Recognizing that jailbreaks themselves need standardized measurement, Anthropic developed an early draft framework in collaboration with Glasswing to describe jailbreak severity in consistent terms. The framework allows AI developers and policymakers to communicate about the risks posed by each jailbreak using a shared vocabulary.
Anthropic is explicitly inviting feedback on this framework from academia, industry, civil society, and government. The company has opened a dedicated email address, cyber-safeguards@anthropic.com, for stakeholders to submit critiques and suggestions. Additionally, Anthropic launched a HackerOne program where security researchers can report potential cyber jailbreaks they discover in Fable 5 for review and analysis.
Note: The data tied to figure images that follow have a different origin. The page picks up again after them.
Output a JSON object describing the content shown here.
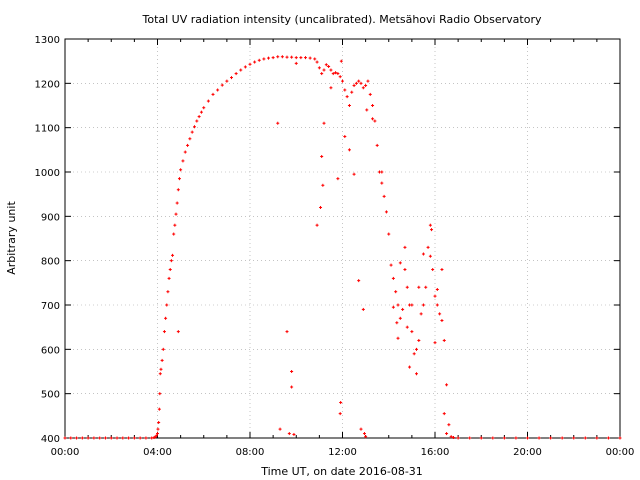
{
  "chart_data": {
    "type": "scatter",
    "title": "Total UV radiation intensity (uncalibrated). Metsähovi Radio Observatory",
    "xlabel": "Time UT, on date 2016-08-31",
    "ylabel": "Arbitrary unit",
    "xlim": [
      "00:00",
      "24:00"
    ],
    "ylim": [
      400,
      1300
    ],
    "x_ticks": [
      "00:00",
      "04:00",
      "08:00",
      "12:00",
      "16:00",
      "20:00",
      "00:00"
    ],
    "y_ticks": [
      "400",
      "500",
      "600",
      "700",
      "800",
      "900",
      "1000",
      "1100",
      "1200",
      "1300"
    ],
    "grid": true,
    "grid_style": "dotted",
    "marker_color": "#ff0000",
    "x_unit": "hours UT",
    "series": [
      {
        "points": [
          [
            0.0,
            400
          ],
          [
            0.25,
            400
          ],
          [
            0.5,
            400
          ],
          [
            0.75,
            400
          ],
          [
            1.0,
            400
          ],
          [
            1.25,
            400
          ],
          [
            1.5,
            400
          ],
          [
            1.75,
            400
          ],
          [
            2.0,
            400
          ],
          [
            2.25,
            400
          ],
          [
            2.5,
            400
          ],
          [
            2.75,
            400
          ],
          [
            3.0,
            400
          ],
          [
            3.25,
            400
          ],
          [
            3.5,
            400
          ],
          [
            3.75,
            400
          ],
          [
            3.85,
            401
          ],
          [
            3.9,
            402
          ],
          [
            3.95,
            405
          ],
          [
            4.0,
            410
          ],
          [
            4.02,
            420
          ],
          [
            4.05,
            435
          ],
          [
            4.08,
            465
          ],
          [
            4.1,
            500
          ],
          [
            4.12,
            545
          ],
          [
            4.15,
            555
          ],
          [
            4.2,
            575
          ],
          [
            4.25,
            600
          ],
          [
            4.3,
            640
          ],
          [
            4.35,
            670
          ],
          [
            4.4,
            700
          ],
          [
            4.45,
            730
          ],
          [
            4.5,
            760
          ],
          [
            4.55,
            780
          ],
          [
            4.6,
            800
          ],
          [
            4.65,
            812
          ],
          [
            4.7,
            860
          ],
          [
            4.75,
            880
          ],
          [
            4.8,
            905
          ],
          [
            4.85,
            930
          ],
          [
            4.9,
            960
          ],
          [
            4.95,
            985
          ],
          [
            5.0,
            1005
          ],
          [
            5.1,
            1025
          ],
          [
            5.2,
            1045
          ],
          [
            5.3,
            1060
          ],
          [
            5.4,
            1075
          ],
          [
            5.5,
            1090
          ],
          [
            5.6,
            1102
          ],
          [
            5.7,
            1115
          ],
          [
            5.8,
            1125
          ],
          [
            5.9,
            1135
          ],
          [
            6.0,
            1145
          ],
          [
            6.2,
            1160
          ],
          [
            6.4,
            1175
          ],
          [
            6.6,
            1185
          ],
          [
            6.8,
            1196
          ],
          [
            7.0,
            1205
          ],
          [
            7.2,
            1213
          ],
          [
            7.4,
            1222
          ],
          [
            7.6,
            1230
          ],
          [
            7.8,
            1237
          ],
          [
            8.0,
            1243
          ],
          [
            8.2,
            1248
          ],
          [
            8.4,
            1252
          ],
          [
            8.6,
            1255
          ],
          [
            8.8,
            1257
          ],
          [
            9.0,
            1258
          ],
          [
            9.2,
            1260
          ],
          [
            9.4,
            1260
          ],
          [
            9.6,
            1259
          ],
          [
            9.8,
            1259
          ],
          [
            10.0,
            1258
          ],
          [
            10.2,
            1258
          ],
          [
            10.4,
            1258
          ],
          [
            10.6,
            1257
          ],
          [
            10.8,
            1255
          ],
          [
            10.9,
            1248
          ],
          [
            11.0,
            1235
          ],
          [
            11.1,
            1222
          ],
          [
            11.2,
            1230
          ],
          [
            11.3,
            1242
          ],
          [
            11.4,
            1238
          ],
          [
            11.5,
            1230
          ],
          [
            11.6,
            1222
          ],
          [
            11.7,
            1224
          ],
          [
            11.8,
            1222
          ],
          [
            11.9,
            1215
          ],
          [
            12.0,
            1205
          ],
          [
            12.1,
            1185
          ],
          [
            12.2,
            1170
          ],
          [
            12.3,
            1150
          ],
          [
            12.4,
            1180
          ],
          [
            12.5,
            1195
          ],
          [
            12.6,
            1200
          ],
          [
            12.7,
            1205
          ],
          [
            12.8,
            1200
          ],
          [
            12.9,
            1190
          ],
          [
            13.0,
            1195
          ],
          [
            13.1,
            1205
          ],
          [
            13.2,
            1175
          ],
          [
            13.3,
            1150
          ],
          [
            13.4,
            1115
          ],
          [
            13.5,
            1060
          ],
          [
            13.6,
            1000
          ],
          [
            13.7,
            975
          ],
          [
            13.8,
            945
          ],
          [
            13.9,
            910
          ],
          [
            14.0,
            860
          ],
          [
            14.1,
            790
          ],
          [
            14.2,
            760
          ],
          [
            14.3,
            730
          ],
          [
            14.4,
            700
          ],
          [
            14.5,
            670
          ],
          [
            14.6,
            690
          ],
          [
            14.7,
            780
          ],
          [
            14.8,
            740
          ],
          [
            14.9,
            700
          ],
          [
            15.0,
            640
          ],
          [
            15.1,
            590
          ],
          [
            15.2,
            600
          ],
          [
            15.3,
            620
          ],
          [
            15.4,
            680
          ],
          [
            15.5,
            700
          ],
          [
            15.6,
            740
          ],
          [
            15.7,
            830
          ],
          [
            15.8,
            810
          ],
          [
            15.9,
            780
          ],
          [
            16.0,
            720
          ],
          [
            16.1,
            700
          ],
          [
            16.2,
            680
          ],
          [
            16.3,
            665
          ],
          [
            16.4,
            620
          ],
          [
            16.5,
            520
          ],
          [
            16.6,
            430
          ],
          [
            16.7,
            403
          ],
          [
            16.8,
            401
          ],
          [
            17.0,
            400
          ],
          [
            17.5,
            400
          ],
          [
            18.0,
            400
          ],
          [
            18.5,
            400
          ],
          [
            19.0,
            400
          ],
          [
            19.5,
            400
          ],
          [
            20.0,
            400
          ],
          [
            20.5,
            400
          ],
          [
            21.0,
            400
          ],
          [
            21.5,
            400
          ],
          [
            22.0,
            400
          ],
          [
            22.5,
            400
          ],
          [
            23.0,
            400
          ],
          [
            23.5,
            400
          ],
          [
            24.0,
            400
          ],
          [
            4.9,
            640
          ],
          [
            9.2,
            1110
          ],
          [
            9.3,
            420
          ],
          [
            9.6,
            640
          ],
          [
            9.7,
            410
          ],
          [
            9.8,
            550
          ],
          [
            9.8,
            515
          ],
          [
            9.9,
            408
          ],
          [
            10.0,
            1245
          ],
          [
            10.9,
            880
          ],
          [
            11.05,
            920
          ],
          [
            11.2,
            1110
          ],
          [
            11.1,
            1035
          ],
          [
            11.15,
            970
          ],
          [
            11.5,
            1190
          ],
          [
            11.8,
            985
          ],
          [
            11.95,
            1250
          ],
          [
            11.9,
            455
          ],
          [
            11.92,
            480
          ],
          [
            12.1,
            1080
          ],
          [
            12.3,
            1050
          ],
          [
            12.5,
            995
          ],
          [
            12.7,
            755
          ],
          [
            12.8,
            420
          ],
          [
            12.9,
            690
          ],
          [
            12.95,
            410
          ],
          [
            13.0,
            403
          ],
          [
            13.05,
            1140
          ],
          [
            13.3,
            1120
          ],
          [
            13.7,
            1000
          ],
          [
            14.2,
            695
          ],
          [
            14.35,
            660
          ],
          [
            14.4,
            625
          ],
          [
            14.5,
            795
          ],
          [
            14.7,
            830
          ],
          [
            14.8,
            650
          ],
          [
            14.9,
            560
          ],
          [
            15.0,
            700
          ],
          [
            15.2,
            545
          ],
          [
            15.3,
            740
          ],
          [
            15.5,
            815
          ],
          [
            15.8,
            880
          ],
          [
            15.85,
            870
          ],
          [
            16.0,
            615
          ],
          [
            16.1,
            735
          ],
          [
            16.3,
            780
          ],
          [
            16.4,
            455
          ],
          [
            16.5,
            410
          ]
        ]
      }
    ]
  }
}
This collaborative approach reflects a broader industry recognition that AI safety cannot be solved by individual companies working in isolation. By proposing a framework and inviting external input, Anthropic is attempting to establish a standard that could become the baseline for how the entire industry discusses and measures jailbreak risk.
The timing of these releases underscores the urgency of the challenge. As large language models become more capable and more widely deployed, the potential impact of successful jailbreaks grows. Establishing clear terminology and measurement standards now could help prevent more serious incidents down the line and ensure that defensive measures keep pace with evolving attack techniques.